В русскоязычной кинокритике для описания непрофессионального кино часто используется термин «хоум-видео» («домашнее видео»). Это псевдоанглицизм: в английском языке для описания домашних съемок есть словосочетание «home movies» (в Америке это хобби было популярным задолго до изобретения видео, в эпоху 8- и 16-миллиметровой пленки), а «home video» означает совершенно иное — фильмы, изданные на видеоносителях для домашнего просмотра. Впрочем, важно здесь другое: в обоих терминах фигурирует слово «дом», и таким образом подчеркивается, что настоящее, профессиональное кино в бытовых условиях, пожалуй, снять не получится.
Действительно, традиции производства больших фильмов, пускай и заключенных в ограниченный набор интерьерных локаций (монтажное и экспериментальное оставим за скобками), предполагают сложную работу с осветительными приборами (в обычном доме или квартире, а не в построенными в студии декорациях могут возникнуть банальные проблемы с нагрузкой на электросеть и установкой ламп по высоте), большие и неповоротливые кинокамеры, а также достаточные площади для размещения многочисленных членов съемочной группы. Режиссеры чувствуют себя куда менее свободно при создании своих картин, чем писатели или живописцы, способные работать с минимальными оговорками в пределах собственного жилища. Немногие пионеры до сегодняшнего дня создавали свои кинокартины, не выходя из дома, — кто знает, может быть, нынешний карантин затянется и у них скоро появятся невольные последователи.

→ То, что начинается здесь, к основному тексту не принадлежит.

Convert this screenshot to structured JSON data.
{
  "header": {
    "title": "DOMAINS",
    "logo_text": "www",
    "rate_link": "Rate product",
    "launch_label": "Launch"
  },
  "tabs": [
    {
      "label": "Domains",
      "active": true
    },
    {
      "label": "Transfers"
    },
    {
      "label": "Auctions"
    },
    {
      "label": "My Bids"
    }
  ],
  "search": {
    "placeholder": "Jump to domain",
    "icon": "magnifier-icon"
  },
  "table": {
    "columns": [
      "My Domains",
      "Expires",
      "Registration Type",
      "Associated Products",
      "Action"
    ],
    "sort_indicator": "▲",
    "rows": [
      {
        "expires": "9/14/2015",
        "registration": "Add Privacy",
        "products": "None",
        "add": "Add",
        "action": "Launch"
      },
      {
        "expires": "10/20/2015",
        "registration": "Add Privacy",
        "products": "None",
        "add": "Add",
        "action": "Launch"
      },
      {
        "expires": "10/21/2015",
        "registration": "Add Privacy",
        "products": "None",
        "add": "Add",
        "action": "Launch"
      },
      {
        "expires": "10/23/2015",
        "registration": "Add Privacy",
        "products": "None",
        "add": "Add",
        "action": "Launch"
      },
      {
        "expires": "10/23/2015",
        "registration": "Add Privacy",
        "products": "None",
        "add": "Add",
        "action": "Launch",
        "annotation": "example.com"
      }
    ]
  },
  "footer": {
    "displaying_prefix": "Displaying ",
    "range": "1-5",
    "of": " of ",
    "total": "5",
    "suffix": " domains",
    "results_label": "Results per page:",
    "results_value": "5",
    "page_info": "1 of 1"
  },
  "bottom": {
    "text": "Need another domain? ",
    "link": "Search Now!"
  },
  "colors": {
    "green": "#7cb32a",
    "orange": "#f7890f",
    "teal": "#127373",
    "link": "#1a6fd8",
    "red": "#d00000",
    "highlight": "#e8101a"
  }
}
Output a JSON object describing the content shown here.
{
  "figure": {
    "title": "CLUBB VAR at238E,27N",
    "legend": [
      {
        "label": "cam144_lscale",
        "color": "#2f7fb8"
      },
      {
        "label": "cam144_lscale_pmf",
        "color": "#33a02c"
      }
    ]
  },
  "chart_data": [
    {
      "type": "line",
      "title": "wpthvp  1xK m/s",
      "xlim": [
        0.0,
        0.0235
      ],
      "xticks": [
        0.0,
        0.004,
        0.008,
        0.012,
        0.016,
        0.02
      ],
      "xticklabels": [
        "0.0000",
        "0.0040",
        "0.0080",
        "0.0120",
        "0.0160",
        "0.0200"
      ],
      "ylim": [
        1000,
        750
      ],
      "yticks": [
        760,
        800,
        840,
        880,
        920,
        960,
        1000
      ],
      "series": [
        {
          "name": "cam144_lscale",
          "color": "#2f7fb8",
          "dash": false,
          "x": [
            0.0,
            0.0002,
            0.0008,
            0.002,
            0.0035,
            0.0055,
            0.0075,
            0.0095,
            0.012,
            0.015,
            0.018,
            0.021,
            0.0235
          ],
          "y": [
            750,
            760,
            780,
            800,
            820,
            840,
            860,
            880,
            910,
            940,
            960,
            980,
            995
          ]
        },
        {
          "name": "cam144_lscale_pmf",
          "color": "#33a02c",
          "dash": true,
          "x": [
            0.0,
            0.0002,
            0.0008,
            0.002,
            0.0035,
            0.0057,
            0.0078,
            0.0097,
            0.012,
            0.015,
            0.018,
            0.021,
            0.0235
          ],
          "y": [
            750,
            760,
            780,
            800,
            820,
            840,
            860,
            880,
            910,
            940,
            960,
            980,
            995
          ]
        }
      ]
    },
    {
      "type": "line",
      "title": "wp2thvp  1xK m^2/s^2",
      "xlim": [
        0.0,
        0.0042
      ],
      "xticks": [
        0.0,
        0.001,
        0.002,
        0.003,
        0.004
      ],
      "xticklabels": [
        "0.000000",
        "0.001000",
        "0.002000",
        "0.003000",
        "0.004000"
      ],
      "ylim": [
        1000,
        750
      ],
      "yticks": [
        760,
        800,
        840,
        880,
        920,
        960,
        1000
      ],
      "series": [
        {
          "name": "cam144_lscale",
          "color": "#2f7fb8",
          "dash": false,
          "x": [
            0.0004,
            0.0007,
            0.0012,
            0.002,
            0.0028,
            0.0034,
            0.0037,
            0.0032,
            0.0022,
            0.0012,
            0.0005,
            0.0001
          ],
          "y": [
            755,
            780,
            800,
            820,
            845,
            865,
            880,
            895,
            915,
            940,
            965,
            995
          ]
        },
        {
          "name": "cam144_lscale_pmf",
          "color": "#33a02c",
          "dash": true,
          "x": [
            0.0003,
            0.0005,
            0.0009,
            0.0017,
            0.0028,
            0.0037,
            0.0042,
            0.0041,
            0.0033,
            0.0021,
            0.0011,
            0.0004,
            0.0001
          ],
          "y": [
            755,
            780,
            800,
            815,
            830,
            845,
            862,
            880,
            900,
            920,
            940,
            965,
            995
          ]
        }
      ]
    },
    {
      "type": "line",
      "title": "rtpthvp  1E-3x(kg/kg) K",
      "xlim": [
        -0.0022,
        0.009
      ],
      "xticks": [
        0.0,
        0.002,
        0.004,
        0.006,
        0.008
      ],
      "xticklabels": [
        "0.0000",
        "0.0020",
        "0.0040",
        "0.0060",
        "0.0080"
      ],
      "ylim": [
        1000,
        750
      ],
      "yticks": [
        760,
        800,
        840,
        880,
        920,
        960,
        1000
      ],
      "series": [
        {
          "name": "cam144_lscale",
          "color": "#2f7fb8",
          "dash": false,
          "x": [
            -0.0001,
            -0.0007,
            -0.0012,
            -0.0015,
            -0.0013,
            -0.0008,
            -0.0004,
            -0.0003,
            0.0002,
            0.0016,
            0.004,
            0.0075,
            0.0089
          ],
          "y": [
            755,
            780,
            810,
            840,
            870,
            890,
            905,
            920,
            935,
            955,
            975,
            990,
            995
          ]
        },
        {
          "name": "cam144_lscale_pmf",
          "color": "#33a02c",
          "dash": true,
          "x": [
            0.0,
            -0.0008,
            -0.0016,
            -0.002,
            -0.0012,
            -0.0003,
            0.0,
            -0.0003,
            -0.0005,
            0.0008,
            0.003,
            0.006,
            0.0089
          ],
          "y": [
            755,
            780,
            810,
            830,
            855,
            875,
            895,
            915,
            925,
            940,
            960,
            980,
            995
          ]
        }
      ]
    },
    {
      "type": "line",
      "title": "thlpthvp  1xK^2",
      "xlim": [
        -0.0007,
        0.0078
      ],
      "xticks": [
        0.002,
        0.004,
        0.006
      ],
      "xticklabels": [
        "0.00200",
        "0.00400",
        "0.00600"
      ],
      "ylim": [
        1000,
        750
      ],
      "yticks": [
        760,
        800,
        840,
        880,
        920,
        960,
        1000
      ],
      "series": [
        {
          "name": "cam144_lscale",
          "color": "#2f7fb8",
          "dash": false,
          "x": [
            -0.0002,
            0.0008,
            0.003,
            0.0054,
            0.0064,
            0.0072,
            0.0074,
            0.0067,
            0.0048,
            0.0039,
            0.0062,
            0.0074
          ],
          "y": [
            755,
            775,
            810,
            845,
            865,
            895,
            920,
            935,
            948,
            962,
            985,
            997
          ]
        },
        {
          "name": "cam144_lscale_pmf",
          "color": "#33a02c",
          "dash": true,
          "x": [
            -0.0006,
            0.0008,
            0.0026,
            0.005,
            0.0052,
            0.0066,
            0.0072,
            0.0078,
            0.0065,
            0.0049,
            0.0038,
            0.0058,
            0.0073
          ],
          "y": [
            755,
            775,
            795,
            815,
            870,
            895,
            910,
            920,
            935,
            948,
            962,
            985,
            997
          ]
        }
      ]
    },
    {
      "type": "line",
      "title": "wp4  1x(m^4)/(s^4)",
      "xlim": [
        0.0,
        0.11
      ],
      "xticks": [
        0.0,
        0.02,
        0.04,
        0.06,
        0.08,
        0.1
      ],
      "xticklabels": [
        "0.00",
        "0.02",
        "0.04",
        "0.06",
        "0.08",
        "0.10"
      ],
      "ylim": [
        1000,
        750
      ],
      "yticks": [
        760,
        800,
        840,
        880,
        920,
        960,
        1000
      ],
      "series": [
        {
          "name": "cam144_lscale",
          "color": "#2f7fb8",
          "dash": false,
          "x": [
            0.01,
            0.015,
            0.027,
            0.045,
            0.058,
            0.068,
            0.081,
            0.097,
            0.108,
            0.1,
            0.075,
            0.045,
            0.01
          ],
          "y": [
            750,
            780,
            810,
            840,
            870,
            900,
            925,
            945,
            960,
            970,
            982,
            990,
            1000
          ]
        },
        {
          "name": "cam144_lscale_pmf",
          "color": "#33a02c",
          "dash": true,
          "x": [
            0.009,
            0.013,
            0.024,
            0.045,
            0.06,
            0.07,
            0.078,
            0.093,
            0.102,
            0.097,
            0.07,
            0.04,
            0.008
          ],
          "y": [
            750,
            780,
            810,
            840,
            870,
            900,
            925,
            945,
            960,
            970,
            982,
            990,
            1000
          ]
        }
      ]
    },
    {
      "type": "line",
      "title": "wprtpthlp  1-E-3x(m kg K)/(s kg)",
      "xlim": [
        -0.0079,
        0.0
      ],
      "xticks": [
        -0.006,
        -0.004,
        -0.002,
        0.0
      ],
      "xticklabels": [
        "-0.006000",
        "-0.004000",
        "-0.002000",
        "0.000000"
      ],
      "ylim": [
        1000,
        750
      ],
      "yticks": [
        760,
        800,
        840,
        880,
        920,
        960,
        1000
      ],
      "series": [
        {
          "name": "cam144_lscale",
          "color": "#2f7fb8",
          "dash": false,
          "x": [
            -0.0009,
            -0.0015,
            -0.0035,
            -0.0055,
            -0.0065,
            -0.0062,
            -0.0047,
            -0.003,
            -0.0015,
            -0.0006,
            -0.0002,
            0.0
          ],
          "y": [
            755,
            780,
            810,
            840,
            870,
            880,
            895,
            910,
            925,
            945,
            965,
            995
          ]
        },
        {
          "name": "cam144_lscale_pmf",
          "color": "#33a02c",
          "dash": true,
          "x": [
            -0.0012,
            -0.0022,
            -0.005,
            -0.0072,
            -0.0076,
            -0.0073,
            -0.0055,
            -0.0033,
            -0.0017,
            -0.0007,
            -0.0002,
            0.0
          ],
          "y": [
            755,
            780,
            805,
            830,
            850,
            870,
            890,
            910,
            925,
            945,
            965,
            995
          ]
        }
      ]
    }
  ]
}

Домашнее кино в эпоху пленки
В золотую эру Голливуда вышеперечисленные причины громоздкости студийного кинопроизводства ощущались наиболее остро. В качестве исключения, подтверждающего правило, можно назвать один из первых звуковых фильмов «Переполох в отеле» (1931) Бастера Китона, выступающего в данном случае в качестве продюсера и актера. Съемки велись на территории роскошного лос-анджелесского поместья артиста, эта усадьба была известна как его «итальянская вилла». Огромных размеров владение в стиле ар-деко проектировалось архитектором Джином Вёрджем при непосредственном участии самого комика, известного масштабными гэгами с использованием машин и зданий. Неудивительно, что и вилла эта выглядит в кадре как очередная выдуманная декорация. В сцене погони герой Китона скользит с балкона по колонне, пробегает по просторной лужайке и стремительно спускается по 60 ступеням, ведущим к 20-метровому бассейну, — уникальная локация задействована по максимуму. Увы, свобода съемок на территории собственного поместья находится здесь в заметном противоречии с художественной скудностью замысла и творческой неудачей комика — от совершенно не подходящих его привычному немому образу низкого голоса и провинциального акцента до самоповторов и всей второй половины фильмы, где действие переносится из особняка в отель и окончательно оборачивается низкопробным фарсом.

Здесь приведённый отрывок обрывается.